This train is called “La Bestia” (The beast) or “El tren de la muerte” (The death train) by undocumented immigrants from Central America. The name refers to a network of Mexican freight trains that begin in the southern states of Chiapas & Tabasco & travel 1,200 miles to the state of Tamaulipas on the US Texas border.
Though an estimated 500,000 immigrants, driven by dire circumstances at home, travel these trains every year, they are an extremely & notoriously dangerous way to travel. They do not stop to allow people to hop on or off so hundreds have lost limbs & must return to countries with no social security for disability.
Criminal gangs & paramilitary operatives working with the Mexican army prey on the immigrants, subjecting them to rape, robbery, extortion, murder, kidnapping, disappearance, mass executions & mass graves. In 2014, the eastern state of Veracruz on the Gulf of Mexico filed a lawsuit accusing the railroad of complicity in the violence on trains.

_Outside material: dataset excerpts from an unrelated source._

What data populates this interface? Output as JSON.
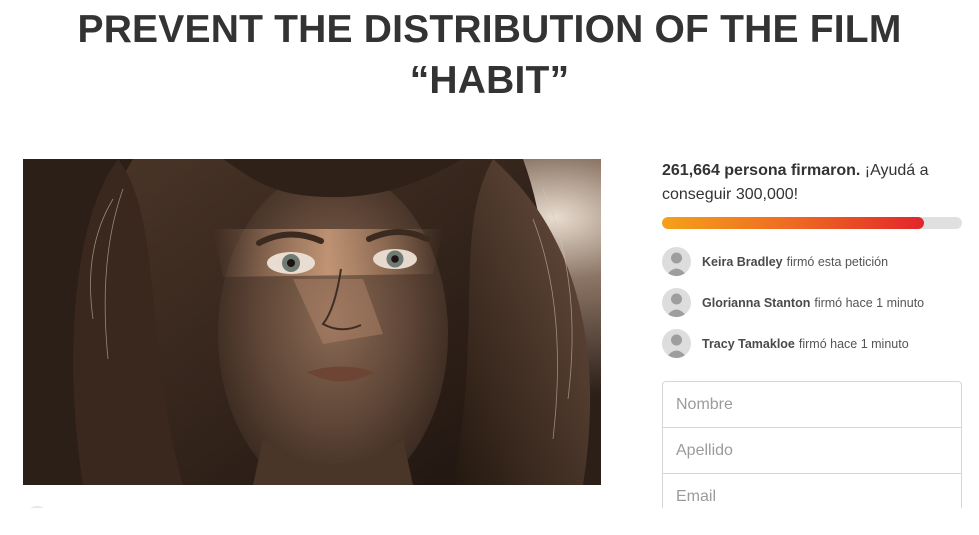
{
  "petition": {
    "title_line1": "PREVENT THE DISTRIBUTION OF THE FILM",
    "title_line2": "“HABIT”"
  },
  "signatures": {
    "count_bold": "261,664 persona firmaron.",
    "count_cta": " ¡Ayudá a conseguir 300,000!",
    "progress_fraction": 0.8722
  },
  "recent_signers": [
    {
      "name": "Keira Bradley",
      "action": "firmó esta petición"
    },
    {
      "name": "Glorianna Stanton",
      "action": "firmó hace 1 minuto"
    },
    {
      "name": "Tracy Tamakloe",
      "action": "firmó hace 1 minuto"
    }
  ],
  "form": {
    "first_name_placeholder": "Nombre",
    "last_name_placeholder": "Apellido",
    "email_placeholder": "Email"
  },
  "colors": {
    "progress_start": "#f4a11a",
    "progress_end": "#e2262a",
    "text": "#333333"
  },
  "icons": {
    "signer_avatar": "default-user-avatar-icon"
  }
}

The Mexican government functions as the southern phalanx of US immigration policy. But in 2011, then president Felipe Calderon (responsible for the deaths of thousands of Mexicans & immigrants) signed a bill decriminalizing undocumented immigrants entering through the southern border. Previously, federal police would stop buses & search vehicles traveling north to remove immigrants & deport them. The primary way of traveling was & still is to pay a smuggler or to ride atop the freight trains.
In 2014, Mexican officials began cracking down on freight train stowaways. Those who were stranded, even in the most southern states, then began attempting the transit through Mexico on foot–subjecting them to extreme danger from criminal gangs & the military. Apparently the crackdown was ineffectual, even with using violence to enforce it.
All along the train route, Mexican immigration & human rights groups as well as hundreds of Mexican citizens have set up sanctuaries, medical care, provided food, water, clothing, & support to the immigrants. One of the most well-known places where that manifests is at Veracruz, a transit point north. The train doesn’t stop but human rights activists & local families rush to the passing trains to pass food & water to the immigrants. It speaks not just to the power of human kindness but to political solidarity with the right to immigrate to find work & build a better life.
This photo is from yesterday at Veracruz.